Esteve presa, consumiu drogas e álcool, mas o talento deu-lhe o estatuto de estrela. With Billie, o livro escrito por Julia Blackburn, revela os segredos da rainha do jazz.
Por onde andou Billie Holiday? Por incrível que pareça, em Nova Iorque a resposta não é fácil de encontrar.
Aquela que para muitos foi a maior vocalista de jazz
e blues de todos os tempos viveu a maior parte da sua vida em Manhattan. Mas,
apesar de as suas duas casas – o apartamento da Rua 140 e outro na Rua 87 –
ainda permaneceram tal como na primeira metade do século passado, não há
qualquer menção ao facto de terem pertencido a “Lady Day”. Parece brincadeira,
mas na capital mundial da publicidade não há uma placa, um sinal sequer, um
único marco histórico para celebrar a vida quase sempre atribulada de uma das
principais atracções desta cidade. Uma vida que terminou cedo, em 1959, aos 44
anos de idade, por conta do uso excessivo de álcool e heroína (indicados
delicadamente como “problemas de coração e fígado”).

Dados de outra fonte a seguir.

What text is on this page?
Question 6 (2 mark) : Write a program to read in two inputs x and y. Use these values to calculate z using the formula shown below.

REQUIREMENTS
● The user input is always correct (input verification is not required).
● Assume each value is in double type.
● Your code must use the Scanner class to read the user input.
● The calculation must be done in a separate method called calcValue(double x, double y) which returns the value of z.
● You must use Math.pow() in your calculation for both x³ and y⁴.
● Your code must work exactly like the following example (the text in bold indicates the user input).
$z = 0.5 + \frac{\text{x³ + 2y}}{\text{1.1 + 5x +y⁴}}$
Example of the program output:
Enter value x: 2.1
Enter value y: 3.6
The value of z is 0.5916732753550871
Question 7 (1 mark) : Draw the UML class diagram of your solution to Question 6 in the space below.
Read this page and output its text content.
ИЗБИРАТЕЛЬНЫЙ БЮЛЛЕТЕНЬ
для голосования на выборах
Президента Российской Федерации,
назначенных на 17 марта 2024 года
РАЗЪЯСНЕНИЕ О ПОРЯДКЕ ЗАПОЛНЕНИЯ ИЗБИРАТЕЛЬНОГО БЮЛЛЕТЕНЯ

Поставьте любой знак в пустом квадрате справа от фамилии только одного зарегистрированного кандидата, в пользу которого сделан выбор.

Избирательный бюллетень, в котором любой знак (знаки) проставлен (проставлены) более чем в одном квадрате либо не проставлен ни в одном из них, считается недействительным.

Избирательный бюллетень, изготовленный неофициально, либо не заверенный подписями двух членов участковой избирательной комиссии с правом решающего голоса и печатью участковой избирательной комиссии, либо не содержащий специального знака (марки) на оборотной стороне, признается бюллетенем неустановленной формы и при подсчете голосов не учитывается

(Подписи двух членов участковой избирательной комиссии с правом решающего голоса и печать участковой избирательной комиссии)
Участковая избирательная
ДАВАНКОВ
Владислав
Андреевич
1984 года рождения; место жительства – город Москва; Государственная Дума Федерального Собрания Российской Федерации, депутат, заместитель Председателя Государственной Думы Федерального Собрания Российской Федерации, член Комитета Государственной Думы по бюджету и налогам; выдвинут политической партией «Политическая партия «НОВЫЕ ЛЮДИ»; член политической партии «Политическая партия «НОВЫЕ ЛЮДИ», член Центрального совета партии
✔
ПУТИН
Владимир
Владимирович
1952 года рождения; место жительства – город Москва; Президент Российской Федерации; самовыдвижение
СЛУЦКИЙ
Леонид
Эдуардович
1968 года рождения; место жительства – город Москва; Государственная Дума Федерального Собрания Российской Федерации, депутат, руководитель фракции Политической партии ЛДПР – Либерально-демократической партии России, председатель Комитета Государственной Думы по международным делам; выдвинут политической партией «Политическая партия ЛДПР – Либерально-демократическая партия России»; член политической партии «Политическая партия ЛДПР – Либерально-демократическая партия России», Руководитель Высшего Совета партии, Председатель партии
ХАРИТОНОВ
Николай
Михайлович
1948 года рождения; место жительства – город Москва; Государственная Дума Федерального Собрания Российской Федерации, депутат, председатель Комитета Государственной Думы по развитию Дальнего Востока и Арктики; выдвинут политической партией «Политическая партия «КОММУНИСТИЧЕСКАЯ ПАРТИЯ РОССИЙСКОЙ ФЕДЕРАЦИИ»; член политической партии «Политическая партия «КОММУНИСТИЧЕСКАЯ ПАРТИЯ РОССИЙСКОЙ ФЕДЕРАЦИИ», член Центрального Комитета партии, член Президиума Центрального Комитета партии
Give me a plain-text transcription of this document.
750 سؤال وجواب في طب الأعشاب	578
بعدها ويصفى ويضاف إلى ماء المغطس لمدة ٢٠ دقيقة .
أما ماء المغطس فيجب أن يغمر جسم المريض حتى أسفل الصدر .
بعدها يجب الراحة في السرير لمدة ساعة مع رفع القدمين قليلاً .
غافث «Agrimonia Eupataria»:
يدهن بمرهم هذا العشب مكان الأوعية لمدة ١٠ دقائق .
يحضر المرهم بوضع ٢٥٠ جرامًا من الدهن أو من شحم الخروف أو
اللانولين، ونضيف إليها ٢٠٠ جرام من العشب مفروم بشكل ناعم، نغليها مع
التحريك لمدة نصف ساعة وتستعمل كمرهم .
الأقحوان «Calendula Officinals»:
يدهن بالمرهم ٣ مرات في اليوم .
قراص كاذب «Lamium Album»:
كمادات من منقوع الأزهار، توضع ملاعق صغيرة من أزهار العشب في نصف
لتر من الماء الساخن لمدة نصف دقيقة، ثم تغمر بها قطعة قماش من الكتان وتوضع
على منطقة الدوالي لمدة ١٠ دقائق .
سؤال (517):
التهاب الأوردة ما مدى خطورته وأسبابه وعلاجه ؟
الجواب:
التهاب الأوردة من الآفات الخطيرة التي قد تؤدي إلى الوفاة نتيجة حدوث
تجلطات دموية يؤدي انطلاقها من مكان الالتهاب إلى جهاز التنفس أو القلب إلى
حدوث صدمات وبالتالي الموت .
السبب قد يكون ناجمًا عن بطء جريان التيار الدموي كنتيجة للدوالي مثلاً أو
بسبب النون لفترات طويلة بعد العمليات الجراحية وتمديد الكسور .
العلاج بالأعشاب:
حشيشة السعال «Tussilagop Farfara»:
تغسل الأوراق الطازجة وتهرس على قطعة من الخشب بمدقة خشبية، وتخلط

Foi lançado um livro em 2005 no mercado
norte-americano, que conta histórias sobre Billie Holiday. With Billie ´´e mais
umdocumento do que uma biografia. A escritora Julia Blackburn mergulhou no
famoso baú da investigadora Linda Kuehl, que por sua vez passou duas décadas a
entrevistar amigos, familiares, parceiros musicais e fãs de Holiday, mas
cometeu suicídio em 1979 – saltando do quarto andar do seu apartamento em
Washington – antes de terminar o livro que seria a obra definitiva sobre o
atormentado “anjo do harlem”, como era conhecida a cantora.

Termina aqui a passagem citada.